Some new public opinion polls suggest the U.S. presidential election remains very tight and that an unusually high number of voters have already decided which candidate they will support.
The latest poll conducted for The Los Angeles Times newspaper puts President Bush ahead of Senator John Kerry by a margin of 49 to 46 percent.
A second poll known as the Battleground Survey found Mr. Kerry with a 48 to 47 percent lead over the president, with independent candidate Ralph Nader at three percent. Both of the new polls have a margin of error of plus or minus three points and involved recent surveys of more than a thousand registered voters nationwide.
Democratic political strategist Celinda Lake helped to conduct the Battleground Survey. She says all indications are that the race remains too close to call and will likely stay that way for the next two months.
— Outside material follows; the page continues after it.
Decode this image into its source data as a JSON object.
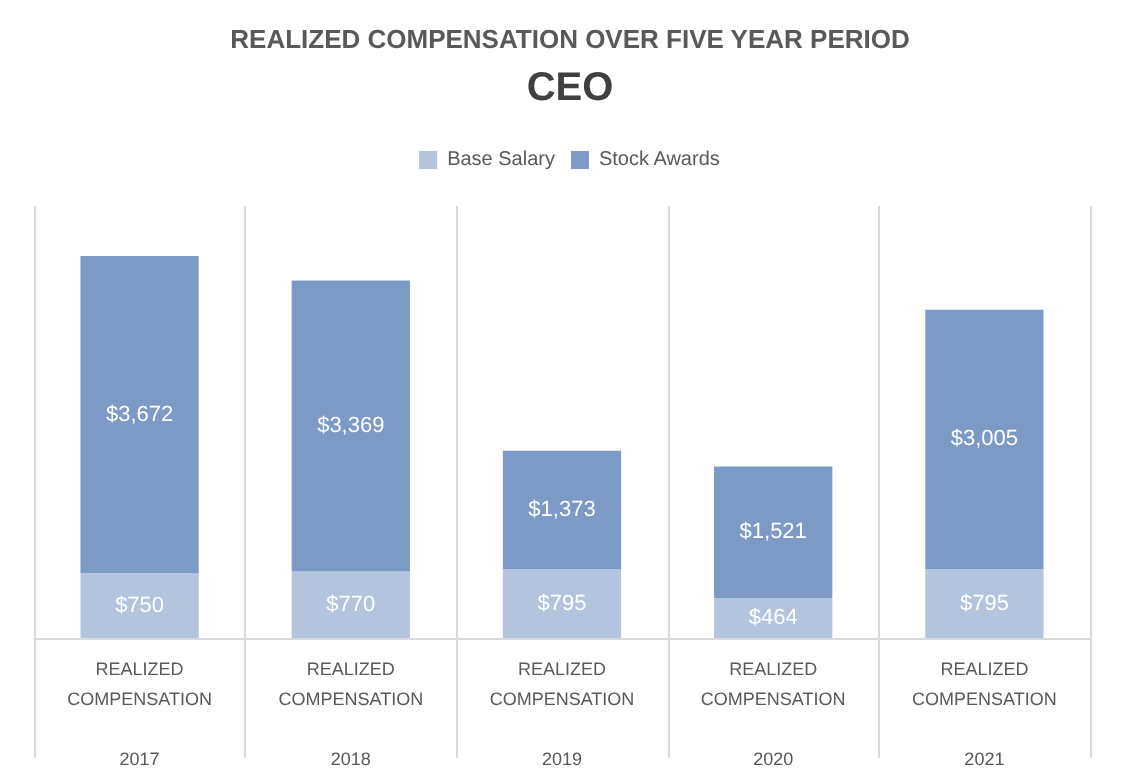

"The race remains historically close and historically polarized," she said. "And so, barring any kind of unforeseen circumstances, I think we are very likely to see only very small changes between now and Election Day."
Republican pollster Ed Goeas is the other half of the team responsible for the Battleground Survey. He says this election, more than any other in recent memory, is notable for the large numbers of people who apparently have already made up their minds as to whom they will support in November.
"In the first week of September in 1992, 64 percent of voters were definitely voting either for Bill Clinton or voting for [the first] President Bush," he noted. "Today, in this latest survey, we have 84 percent, 20 percent higher, definitely voting for John Kerry or for George W. Bush."
The polls generally give President Bush an advantage on handling the war on terrorism and in promoting tax cuts. Senator Kerry tends to have an edge on job creation and other domestic issues like health care and pension reform.